Gâteaux de poisson Kittichai, concombre et chutney d’oignon rouge

Délicieux petits gâteaux, encore une fois une entrée originale : les gâteaux sont enrobés de riz croustillant. Alliance appréciable de deux sensations : le croustillant et le fondant.

Salade de bœuf de Thaïlande du nord, haricots chinois, et poudre de riz gluant

Salade agréable, mais j’en ai mangé des meilleures en France… Celle-ci manquait de piquant et d’assaisonnement !

Poisson croustillant, piment vert et sauce galangal

Excellent plat de poisson, peau croustillante à souhait, et sauce légèrement acidulée. Mélange très parfumé et savoureux.

Truite frite, sauce thaï, jeunes pousses de Shangaï

Un plat très parfumé, une panure très croustillante.

Broccolis chinois sautés à l’ail et au gingembre

Superbes légumes, croquants juste comme il faut (certainement cuits au wok) !

Travers de boeuf braisés à la noix de coco, feuille de combawa, menthe et coriandre fraîches

J’ai adoré ce plat. Il réunit tous les parfums que j’aime ! Même si j’ai trouvé que la menthe et la coriandre manquaient de présence ! Et la présentation est trop joli dans ce petit bol.

Poulet bio au curry vert, aubergine thaï (euh… traduction approximative par mes soins !!), basilic

Une petite déception sur ce plat : le poulet était bon, mais sans plus, et les parfums moins originaux que sur les autres mets. Et la présentation était un peu fouilli !

Rouleaux de printemps de banane, glace au miel

Un délice… moi qui adore la banane et le miel, j’étais servie ! Je trouve la présentation très graphique également, avec les tronçons de rouleaux coupés en biseau.

Gateau au chocolat Valrhona sans farine, crème fraîche

Dommage : dernière dégustation sans intérêt ! Le gâteau était farineux (bizarrement, pour un gâteau sans farine ! :D), épais en bouche, un peu l’impression de manger du carton bouilli !! Pourtant, on connaît la réputation internationale du chocolat Valrhona… mais il n’a pas suffit à rattraper le coup (et le goût) !

Ce menu dégustation nous a coûté 50$ par personne (hors taxes).

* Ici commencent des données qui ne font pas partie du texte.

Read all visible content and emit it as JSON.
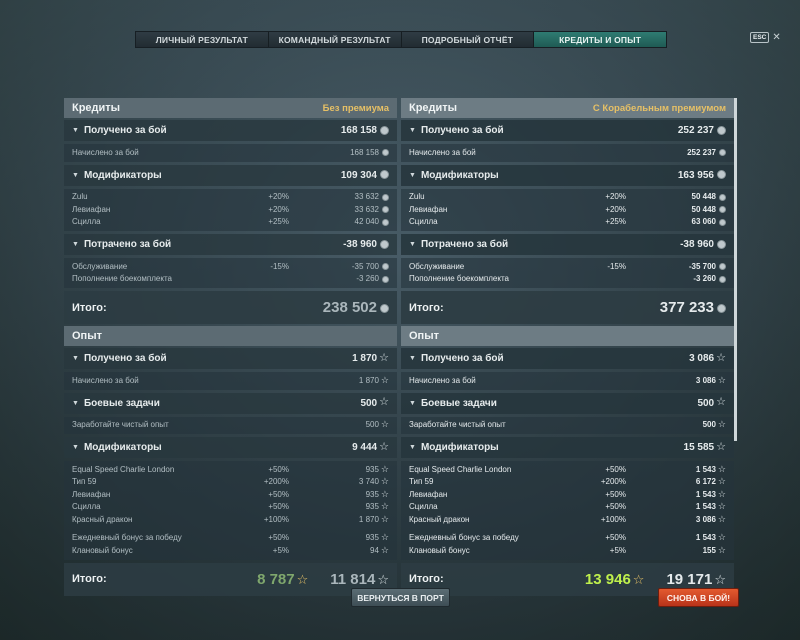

Depuis, le prix a un peu augmenté et est passé à 55$ HT par personne, soit environ 45 € TTC par personne, franchement ça vaut le coup, parce qu’on mange bien, et on paye aussi pour le lieu et l’ambiance (même si ça ne vaudra jamais le rapport qualité-prix de l’Auberge du Frankenbourg, mais bon ok, ça n’a rien à voir).

Je recommande ce resto pour terminer un séjour à New York… pour la déco, le lieu, l’ambiance, le style de cuisine, je trouve que c’est un bon concentré de ce que la ville symbolise pour moi : la fashion attitude et le cosmopolisme !

Kittichai – 60 Thompson Street NY 10012 (Etats-Unis) – Tél. +1 (212) 219-2000 – Réservation (plus que recommandée !)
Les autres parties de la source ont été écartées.